Telephone: +86-25-83718836 Fax: +86-25-83674636

Received: October 29, 2013
Revised: March 10, 2014
Accepted: May 28, 2014
Published online: October 7, 2014
Processing time: 343 Days and 6.3 Hours

Abstract

AIM: To investigate the role of epidermal growth factor (EGF) in visceral hypersensitivity and its effect on the serotonin transporter (SERT).

METHODS: A rat model for visceral hypersensitivity was established by intra-colonic infusion of 0.5% acetic acid in 10-d-old Sprague-Dawley rats. The visceral sensitivity was assessed by observing the abdominal withdrawal reflex and recording electromyographic activity of the external oblique muscle in response to colorectal distension. An enzyme-linked immunosorbent assay was used to measure the EGF levels in plasma and colonic tissues. SERT mRNA expression was detected by real-time PCR while protein level was determined by Western blot. The correlation between EGF and SERT levels in colon tissues was analyzed by Pearson’s correlation analysis. SERT function was examined by tritiated serotonin (5-HT) uptake experiments. Rat intestinal epithelial cells (IEC-6) were used to examine the EGF regulatory effect on SERT expression and function via the EGF receptor (EGFR).

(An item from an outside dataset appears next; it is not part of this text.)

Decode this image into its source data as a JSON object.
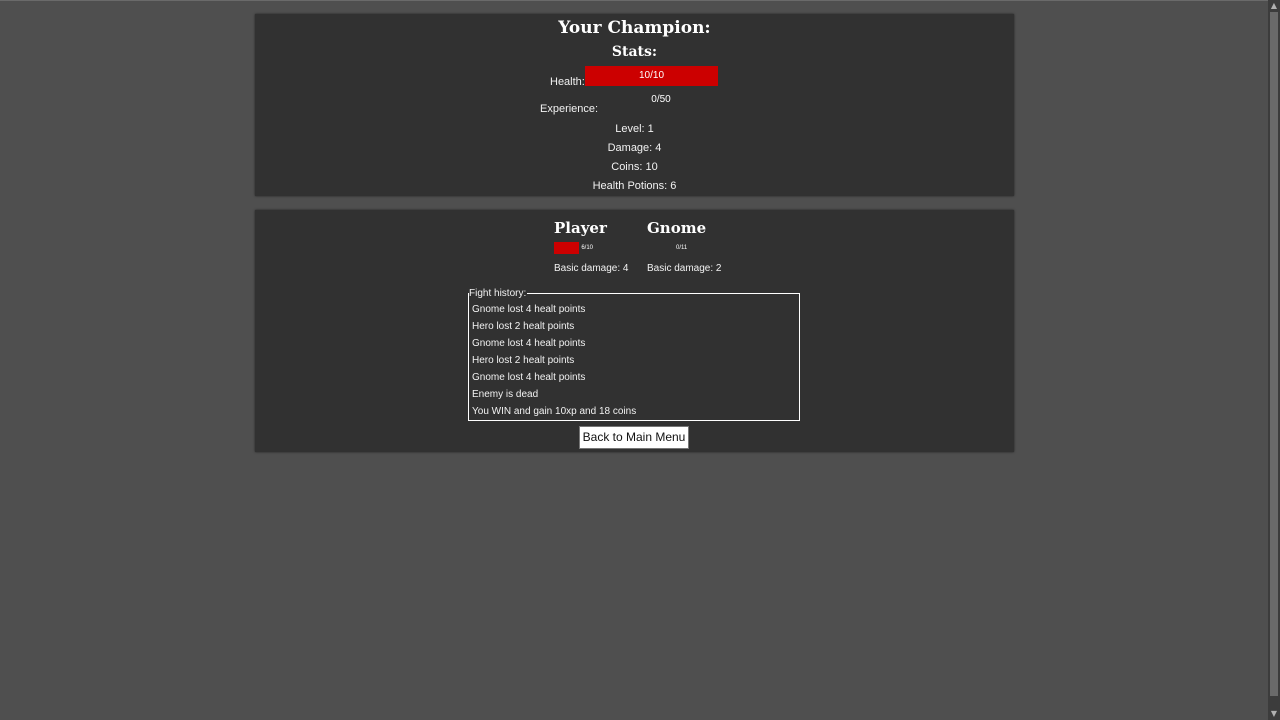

RESULTS: EGF levels were significantly lower in the rats with visceral hypersensitivity as measured in plasma (2.639 ± 0.107 ng/mL vs 4.066 ± 0.573 ng/mL, P < 0.01) and in colonic tissue (3.244 ± 0.135 ng/100 mg vs 3.582 ± 0.197 ng/100 mg colon tissue, P < 0.01) compared with controls. Moreover, the EGF levels were positively correlated with SERT levels (r = 0.820, P < 0.01). EGF displayed dose- and time-dependent increased SERT gene expressions in IEC-6 cells. An EGFR kinase inhibitor inhibited the effect of EGF on SERT gene upregulation. SERT activity was enhanced following treatment with EGF (592.908 ± 31.515 fmol/min per milligram vs 316.789 ± 85.652 fmol/min per milligram protein, P < 0.05) and blocked by the EGFR kinase inhibitor in IEC-6 cells (590.274 ± 25.954 fmol/min per milligram vs 367.834 ± 120.307 fmol/min per milligram protein, P < 0.05).

CONCLUSION: A decrease in EGF levels may contribute to the formation of visceral hypersensitivity through downregulation of SERT-mediated 5-HT uptake into enterocytes.

Keywords: Epidermal growth factor; Visceral hypersensitivity; Rat models; Serotonin transporter; Rat small intestinal epithelial cells; Intestinal epithelial cells; Irritable bowel syndrome

Core tip: Results of this study show that visceral hypersensitivity results in a decrease in the plasma and colon tissue levels of epidermal growth factor (EGF). Moreover, the EGF levels were positively correlated with serotonin transporter (SERT) levels. SERT gene expression and protein activity were upregulated in a dose- and time-dependent manner by EGF, and an inhibitor of the EGF receptor kinase blocked SERT gene expression and activity in an intestinal epithelial cell line. The data suggest that decreased EGF levels may contribute to the formation of visceral hypersensitivity through downregulation of SERT activity.